Huawei and sustainability, the green leaf on the lotus flower

Just a week ago, Huawei launched their latest flagship smartphone, the Huawei Mate 40 Pro. And just like the predecessors of the Ze Mate 40, the device is again full of new innovations, culminating in the now famous Leica camera. It’s where those predecessors already made a difference at launch.

But that’s not just the point. Much more, this launch was about some sort of third alternative. Because in addition to Android and iOS, Huawei comes with its own platform. Enforced by economic sanctions from the United States. No more Google, and so on a series of applications. We have already written it, the One More Thing from Huawei consists of an alternative to Google, the app stores, iTunes and Google Maps. From now on you have three options because in addition to Google and Apple, you can also choose the Huawei platform. Completely new, but no less interesting.

Huawei and sustainability

Huawei has surprised the market with the above innovations and solutions. Although that does not seem clear to everyone, because developing your own Search and Maps application opposite Google, you don’t think that. Strangely enough, or not, Apple is also working on an alternative to the most popular search engine (and eco-system) in the world. And coincidence does not exist.

Today, however, you no longer get there with only technological innovations. As a brand, more is expected of you, especially when it comes to sustainability. For many consumers, this is increasingly a factor in their choice. Huawei has now also announced that sustainability will be high on the agenda. The brand is therefore happy to claim that the recently launched Huawei Mate 40 Pro is right now the greenest smartphone to date. This difference is mainly made by a 28 percent reduction in plastic packaging material, a 90 percent reduction in paper documentation and a fully digital replacement of the paper warranty.

But packaging has also been further improved by using 100% compostable soy inks instead of petroleum based inks, to reduce the production of carcinogens and VOCs (Volatile Organic Compounds), which are a major source of environmental pollutants. substances.

That may not seem all that interesting, but if you look at the sales numbers of smartphones and also at Huawei, you are talking about 100 and million smartphones in the coming years. The amount of waste and use of plastic materials is enormous in that respect. They are numbers that no one else pauses to consider. But almost the entire world population uses a “mobile phone”. Numbers are missing, but from now on making sure that you are going to save on the use of plastic at this point and also want to limit waste is an important step.

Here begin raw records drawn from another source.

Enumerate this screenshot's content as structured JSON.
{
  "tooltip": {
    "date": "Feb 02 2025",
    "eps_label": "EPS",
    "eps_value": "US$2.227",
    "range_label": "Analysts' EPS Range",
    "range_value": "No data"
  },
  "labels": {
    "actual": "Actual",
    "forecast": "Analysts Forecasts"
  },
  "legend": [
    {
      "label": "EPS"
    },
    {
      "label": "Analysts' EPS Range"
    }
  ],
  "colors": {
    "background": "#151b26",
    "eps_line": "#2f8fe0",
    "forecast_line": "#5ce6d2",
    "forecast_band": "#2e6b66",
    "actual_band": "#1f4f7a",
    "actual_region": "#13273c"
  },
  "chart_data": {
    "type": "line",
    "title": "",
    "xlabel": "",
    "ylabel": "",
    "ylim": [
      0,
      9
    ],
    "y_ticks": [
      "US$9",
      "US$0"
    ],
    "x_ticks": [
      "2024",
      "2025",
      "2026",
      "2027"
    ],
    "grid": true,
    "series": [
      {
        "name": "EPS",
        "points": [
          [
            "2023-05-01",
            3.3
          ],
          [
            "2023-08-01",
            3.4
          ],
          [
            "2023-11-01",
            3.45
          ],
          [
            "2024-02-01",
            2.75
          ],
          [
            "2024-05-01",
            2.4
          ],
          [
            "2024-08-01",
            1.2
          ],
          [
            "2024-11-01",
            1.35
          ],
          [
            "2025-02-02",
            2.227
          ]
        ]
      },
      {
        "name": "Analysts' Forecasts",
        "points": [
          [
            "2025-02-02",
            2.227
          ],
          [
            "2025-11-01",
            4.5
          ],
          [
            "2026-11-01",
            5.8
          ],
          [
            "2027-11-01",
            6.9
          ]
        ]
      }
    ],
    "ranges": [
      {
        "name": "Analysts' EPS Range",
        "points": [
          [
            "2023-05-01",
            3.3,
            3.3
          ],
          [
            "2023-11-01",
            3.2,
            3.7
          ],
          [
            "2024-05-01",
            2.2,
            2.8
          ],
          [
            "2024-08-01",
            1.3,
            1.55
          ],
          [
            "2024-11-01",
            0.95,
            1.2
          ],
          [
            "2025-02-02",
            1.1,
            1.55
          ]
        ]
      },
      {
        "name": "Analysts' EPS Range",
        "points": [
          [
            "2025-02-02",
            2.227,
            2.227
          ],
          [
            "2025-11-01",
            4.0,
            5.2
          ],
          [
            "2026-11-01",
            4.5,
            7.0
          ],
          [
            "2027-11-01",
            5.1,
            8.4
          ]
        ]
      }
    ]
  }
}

The difference is in the numbers

Huawei commissioned research to discover what consumers really think of sustainability. This research shows that one in four Western European consumers wants to see the complete disposal of plastic packaging by 2025. Many consumers would like to see paper documentation removed from the packaging. They seem to be easy and easy to score. Yet it is not, because just look around you. How often are products packed in plastic? Or manuals in 23 languages ​​that are included. It seems like a small step to take care of your packaging, but it is indeed a great start and an example for basically everyone. Preventing waste is essential if we want to do better.

By the way, the most remarkable research result is that 2 percent of consumers admit that they have more than 10 old phones collecting dust at home.

Circular economy

In addition to making packaging more sustainable, there is also attention for reducing emissions, investing in renewable materials and recycling and re-using waste to contribute to a circular economy.

Part of the strategy is to reduce pollution and the negative environmental impact of the production of petroleum-based plastics. More than 30 percent of the bioplastics used now comes from environmentally friendly castor oil. As a result, Huawei has reduced emissions by 612 tonnes since 2018. In the field of recycling, Huawei already managed to recycle 1,468 tons of waste electronics last year. In addition, the giant reused 86 percent of the devices that were returned for recycling in 2019. From this perspective, there should continue to be more focus on recycling consumer electronics, one of the greatest challenges in the world.